Prima del samaritano erano passati un sacerdote e un levita che avevano proseguito la loro strada, senza curarsi di quella persona ridotta in fin di vita, cioè senza assumere la responsabilità di ciò che avevano veduto.

Lo sguardo genera il sentimento. Su questo versante le competenze emotive sono indispensabili per cogliere, valutare e gestire le emozioni proprie e riconoscere le emozioni di chi ci circonda e per compiere scelte di senso.

Le emozioni sono sempre collegate alla ragione.

Ma non dimentichiamo che anche se l’intelligenza cognitiva è molto importante, l’intelligenza emotiva e l’accompagnamento all’alfabetizzazione dei sentimenti sono indispensabili.

La grande sfida educativa oggi è proprio questa: tenere insieme le competenze emotive con quelle cognitive.

 Il sapere dei sentimenti

 Ecco perché educatori non ci si improvvisa.

E la competenza emotiva deve essere prioritaria competenza professionale.

Animare l’azione educativa significa darle anima e aver cura della vita emotiva è una risorsa pedagogica  spesso sottovalutata dal primato della ragione che ha dominato in gran parte il percorso del sapere: la visione cartesiana del “cogito ergo sum”.

C’è un sapere dei sentimenti che non può più essere ignorato o sottovalutato, proprio quando le competenze emotive sono indispensabili in questo momento difficile.

L’innovazione avrà quindi come obiettivo accoglienza  e inclusione che richiede la costruzione della comunità educante che è la risposta principale di solidarietà e condivisione di prospettive educative.

Occorre cioè saper tessere reti tra scuole, Pubbliche amministrazioni, Regioni e Comuni, Asl e integrazioni con il Terzo settore, il privato sociale (e non), il volontariato, parrocchie, oratori, centri sportivi e culturali, scoutistici, musicali, artistici, e altre realtà aventi finalità educative per ragazzi.

La corresponsabilità

Un sistema integrato dei servizi educativi basato cioè su coprogettazione e corresponsabilità dell’azione educativa.
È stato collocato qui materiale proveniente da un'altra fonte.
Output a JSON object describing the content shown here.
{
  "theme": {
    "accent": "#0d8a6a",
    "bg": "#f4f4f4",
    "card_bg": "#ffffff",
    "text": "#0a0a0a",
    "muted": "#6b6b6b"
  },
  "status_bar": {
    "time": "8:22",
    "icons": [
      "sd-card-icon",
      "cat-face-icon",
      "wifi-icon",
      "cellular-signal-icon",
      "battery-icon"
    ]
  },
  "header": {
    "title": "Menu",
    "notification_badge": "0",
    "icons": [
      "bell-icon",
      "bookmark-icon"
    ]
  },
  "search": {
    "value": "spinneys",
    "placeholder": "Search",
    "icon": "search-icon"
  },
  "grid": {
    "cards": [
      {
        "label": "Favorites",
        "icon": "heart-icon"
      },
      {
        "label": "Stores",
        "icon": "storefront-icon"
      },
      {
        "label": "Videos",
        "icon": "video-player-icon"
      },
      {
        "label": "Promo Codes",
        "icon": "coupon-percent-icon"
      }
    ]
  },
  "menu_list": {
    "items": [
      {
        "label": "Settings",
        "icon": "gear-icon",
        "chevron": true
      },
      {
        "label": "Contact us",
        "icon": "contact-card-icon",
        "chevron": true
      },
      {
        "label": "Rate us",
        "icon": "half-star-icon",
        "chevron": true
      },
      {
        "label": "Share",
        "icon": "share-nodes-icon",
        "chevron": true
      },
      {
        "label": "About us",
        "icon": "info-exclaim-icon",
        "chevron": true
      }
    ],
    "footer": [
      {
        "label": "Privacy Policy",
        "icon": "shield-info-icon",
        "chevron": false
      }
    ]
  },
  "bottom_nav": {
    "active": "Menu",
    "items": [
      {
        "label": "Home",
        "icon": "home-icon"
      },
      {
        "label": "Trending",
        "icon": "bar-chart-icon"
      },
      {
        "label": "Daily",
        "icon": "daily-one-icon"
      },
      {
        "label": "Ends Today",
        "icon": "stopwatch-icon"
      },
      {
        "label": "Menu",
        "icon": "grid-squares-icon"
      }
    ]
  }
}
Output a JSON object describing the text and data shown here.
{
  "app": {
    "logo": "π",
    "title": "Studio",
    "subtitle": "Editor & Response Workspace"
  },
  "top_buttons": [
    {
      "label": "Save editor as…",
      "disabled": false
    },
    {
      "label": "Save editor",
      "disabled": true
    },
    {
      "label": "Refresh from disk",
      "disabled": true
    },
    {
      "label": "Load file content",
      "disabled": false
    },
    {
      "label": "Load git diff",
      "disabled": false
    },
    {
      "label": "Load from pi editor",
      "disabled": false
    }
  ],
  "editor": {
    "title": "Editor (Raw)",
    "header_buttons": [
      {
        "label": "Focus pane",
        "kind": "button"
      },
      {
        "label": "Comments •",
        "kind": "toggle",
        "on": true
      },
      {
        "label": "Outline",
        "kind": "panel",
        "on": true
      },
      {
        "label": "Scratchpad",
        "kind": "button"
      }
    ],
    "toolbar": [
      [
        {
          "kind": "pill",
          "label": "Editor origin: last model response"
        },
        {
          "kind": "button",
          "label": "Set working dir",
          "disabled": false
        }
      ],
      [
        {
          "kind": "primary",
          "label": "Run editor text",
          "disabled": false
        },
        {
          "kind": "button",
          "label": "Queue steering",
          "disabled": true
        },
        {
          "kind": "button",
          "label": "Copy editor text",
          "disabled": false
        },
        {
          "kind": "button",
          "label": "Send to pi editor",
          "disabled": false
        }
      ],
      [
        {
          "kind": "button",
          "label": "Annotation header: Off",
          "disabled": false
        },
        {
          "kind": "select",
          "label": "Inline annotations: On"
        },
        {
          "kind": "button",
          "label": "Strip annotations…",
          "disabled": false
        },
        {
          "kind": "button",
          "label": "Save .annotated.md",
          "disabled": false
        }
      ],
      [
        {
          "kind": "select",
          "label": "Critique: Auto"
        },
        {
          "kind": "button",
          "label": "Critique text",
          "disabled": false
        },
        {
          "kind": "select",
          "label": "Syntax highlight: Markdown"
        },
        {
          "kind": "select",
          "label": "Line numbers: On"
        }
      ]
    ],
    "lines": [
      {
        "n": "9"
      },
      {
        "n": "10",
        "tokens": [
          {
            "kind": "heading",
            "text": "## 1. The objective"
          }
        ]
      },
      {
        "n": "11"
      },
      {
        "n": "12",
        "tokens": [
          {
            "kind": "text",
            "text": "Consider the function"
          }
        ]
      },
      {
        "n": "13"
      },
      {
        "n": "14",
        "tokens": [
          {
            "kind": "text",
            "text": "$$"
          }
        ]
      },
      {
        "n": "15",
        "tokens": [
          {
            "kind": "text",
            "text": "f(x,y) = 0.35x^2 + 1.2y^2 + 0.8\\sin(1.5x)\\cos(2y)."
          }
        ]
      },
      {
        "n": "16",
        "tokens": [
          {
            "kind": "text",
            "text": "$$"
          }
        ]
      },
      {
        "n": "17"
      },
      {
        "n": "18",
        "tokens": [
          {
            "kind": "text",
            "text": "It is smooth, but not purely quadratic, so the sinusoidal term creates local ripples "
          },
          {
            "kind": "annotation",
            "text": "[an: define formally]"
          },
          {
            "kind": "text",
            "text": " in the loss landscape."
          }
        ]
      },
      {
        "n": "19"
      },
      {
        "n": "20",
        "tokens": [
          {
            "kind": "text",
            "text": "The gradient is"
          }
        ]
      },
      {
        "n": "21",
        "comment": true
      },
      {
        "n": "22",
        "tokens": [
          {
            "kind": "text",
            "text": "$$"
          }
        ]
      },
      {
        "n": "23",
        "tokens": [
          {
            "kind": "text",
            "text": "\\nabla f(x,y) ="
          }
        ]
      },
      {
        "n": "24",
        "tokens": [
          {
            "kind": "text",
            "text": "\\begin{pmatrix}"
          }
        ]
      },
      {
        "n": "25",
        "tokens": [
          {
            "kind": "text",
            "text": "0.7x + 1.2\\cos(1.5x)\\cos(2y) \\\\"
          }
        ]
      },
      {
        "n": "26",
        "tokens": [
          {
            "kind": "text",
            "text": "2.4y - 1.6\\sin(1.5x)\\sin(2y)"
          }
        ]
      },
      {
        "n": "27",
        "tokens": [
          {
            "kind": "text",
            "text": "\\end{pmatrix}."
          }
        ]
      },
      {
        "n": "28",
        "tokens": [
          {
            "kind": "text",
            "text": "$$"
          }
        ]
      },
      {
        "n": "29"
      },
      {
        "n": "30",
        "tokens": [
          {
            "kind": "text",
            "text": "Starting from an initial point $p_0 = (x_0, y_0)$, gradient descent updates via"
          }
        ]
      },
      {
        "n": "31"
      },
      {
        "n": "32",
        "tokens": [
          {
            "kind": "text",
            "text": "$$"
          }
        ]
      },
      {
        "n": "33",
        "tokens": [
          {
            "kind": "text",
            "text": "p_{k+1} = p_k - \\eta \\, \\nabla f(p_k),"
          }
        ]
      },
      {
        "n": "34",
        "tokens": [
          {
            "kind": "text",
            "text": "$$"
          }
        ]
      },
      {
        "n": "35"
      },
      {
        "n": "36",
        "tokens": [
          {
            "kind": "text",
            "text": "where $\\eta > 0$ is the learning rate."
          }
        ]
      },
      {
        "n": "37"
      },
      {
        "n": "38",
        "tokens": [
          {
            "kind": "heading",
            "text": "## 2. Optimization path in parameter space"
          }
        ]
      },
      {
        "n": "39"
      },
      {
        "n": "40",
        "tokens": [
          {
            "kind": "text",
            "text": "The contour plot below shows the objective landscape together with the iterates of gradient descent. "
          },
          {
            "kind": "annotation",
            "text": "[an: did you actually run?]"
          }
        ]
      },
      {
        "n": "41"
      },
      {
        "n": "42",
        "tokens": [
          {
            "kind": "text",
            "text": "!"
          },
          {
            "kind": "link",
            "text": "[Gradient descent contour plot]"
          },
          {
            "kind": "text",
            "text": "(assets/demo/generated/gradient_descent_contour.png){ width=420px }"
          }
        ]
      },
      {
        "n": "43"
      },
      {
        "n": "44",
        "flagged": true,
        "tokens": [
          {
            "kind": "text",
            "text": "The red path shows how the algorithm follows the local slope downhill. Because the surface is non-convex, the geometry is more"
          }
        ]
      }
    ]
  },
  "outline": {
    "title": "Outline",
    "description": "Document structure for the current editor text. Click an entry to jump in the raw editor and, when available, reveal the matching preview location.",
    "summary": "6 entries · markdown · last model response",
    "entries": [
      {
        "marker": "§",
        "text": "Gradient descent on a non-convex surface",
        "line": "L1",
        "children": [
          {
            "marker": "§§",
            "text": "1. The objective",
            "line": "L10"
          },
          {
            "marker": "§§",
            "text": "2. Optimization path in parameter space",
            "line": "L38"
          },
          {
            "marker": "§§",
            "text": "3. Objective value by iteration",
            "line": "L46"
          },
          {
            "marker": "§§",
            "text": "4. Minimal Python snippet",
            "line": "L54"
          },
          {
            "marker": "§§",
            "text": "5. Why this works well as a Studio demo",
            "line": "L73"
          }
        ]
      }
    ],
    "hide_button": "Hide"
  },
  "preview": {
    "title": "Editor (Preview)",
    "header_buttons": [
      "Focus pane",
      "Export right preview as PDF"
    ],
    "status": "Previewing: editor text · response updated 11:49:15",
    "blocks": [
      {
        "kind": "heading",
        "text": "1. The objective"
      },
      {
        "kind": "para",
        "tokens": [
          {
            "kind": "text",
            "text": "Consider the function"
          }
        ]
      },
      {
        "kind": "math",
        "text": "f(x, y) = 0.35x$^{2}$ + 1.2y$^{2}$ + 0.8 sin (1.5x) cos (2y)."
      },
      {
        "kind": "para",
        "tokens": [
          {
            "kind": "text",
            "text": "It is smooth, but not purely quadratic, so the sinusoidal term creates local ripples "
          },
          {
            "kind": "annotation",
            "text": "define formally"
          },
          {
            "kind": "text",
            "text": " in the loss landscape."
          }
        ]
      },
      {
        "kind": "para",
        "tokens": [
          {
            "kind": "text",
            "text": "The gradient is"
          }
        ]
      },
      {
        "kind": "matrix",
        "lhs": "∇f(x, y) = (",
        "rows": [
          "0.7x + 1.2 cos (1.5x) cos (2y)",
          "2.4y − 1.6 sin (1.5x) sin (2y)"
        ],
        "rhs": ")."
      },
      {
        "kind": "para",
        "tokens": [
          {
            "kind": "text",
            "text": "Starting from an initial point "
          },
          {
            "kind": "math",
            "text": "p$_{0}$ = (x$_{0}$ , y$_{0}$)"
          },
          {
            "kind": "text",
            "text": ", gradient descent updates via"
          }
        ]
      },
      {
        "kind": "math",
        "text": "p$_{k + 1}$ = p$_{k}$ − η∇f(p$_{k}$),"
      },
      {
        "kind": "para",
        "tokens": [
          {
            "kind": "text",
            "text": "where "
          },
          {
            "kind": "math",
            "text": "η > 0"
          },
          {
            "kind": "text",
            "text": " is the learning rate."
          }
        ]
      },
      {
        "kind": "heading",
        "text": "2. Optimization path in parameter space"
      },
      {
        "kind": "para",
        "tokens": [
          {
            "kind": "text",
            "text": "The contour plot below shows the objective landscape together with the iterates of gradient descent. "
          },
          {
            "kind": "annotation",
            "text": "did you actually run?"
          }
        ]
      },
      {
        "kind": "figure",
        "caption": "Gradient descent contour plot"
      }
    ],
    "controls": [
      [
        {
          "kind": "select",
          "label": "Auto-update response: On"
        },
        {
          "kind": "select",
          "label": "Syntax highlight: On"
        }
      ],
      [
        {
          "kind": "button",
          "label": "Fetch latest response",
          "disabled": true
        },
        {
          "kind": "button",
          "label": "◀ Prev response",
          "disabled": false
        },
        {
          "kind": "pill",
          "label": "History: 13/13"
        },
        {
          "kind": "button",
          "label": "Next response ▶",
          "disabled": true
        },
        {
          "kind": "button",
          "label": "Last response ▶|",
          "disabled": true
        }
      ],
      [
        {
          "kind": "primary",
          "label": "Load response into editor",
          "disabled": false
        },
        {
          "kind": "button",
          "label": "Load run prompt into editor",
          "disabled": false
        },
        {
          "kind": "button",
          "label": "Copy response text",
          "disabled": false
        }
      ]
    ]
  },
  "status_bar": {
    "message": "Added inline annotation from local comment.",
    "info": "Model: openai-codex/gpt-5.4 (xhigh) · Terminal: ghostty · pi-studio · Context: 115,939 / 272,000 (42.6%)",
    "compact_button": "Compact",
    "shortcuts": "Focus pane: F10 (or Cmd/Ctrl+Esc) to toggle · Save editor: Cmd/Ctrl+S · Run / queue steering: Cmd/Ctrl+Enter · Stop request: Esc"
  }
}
Per superare questa stagione di isolamento e insicurezza, il tema della cura esistenziale diventa sempre più un perno educativo che riguarda tutti gli ambiti, formali e informali, dai nidi d’infanzia fino all’accesso al mondo del lavoro.

Più opportunità offriamo ai ragazzi, maggiore è la possibilità di sottrarli all’emarginazione, al disagio e alla violenza.

Bisogna iniziare subito ad agire, insieme.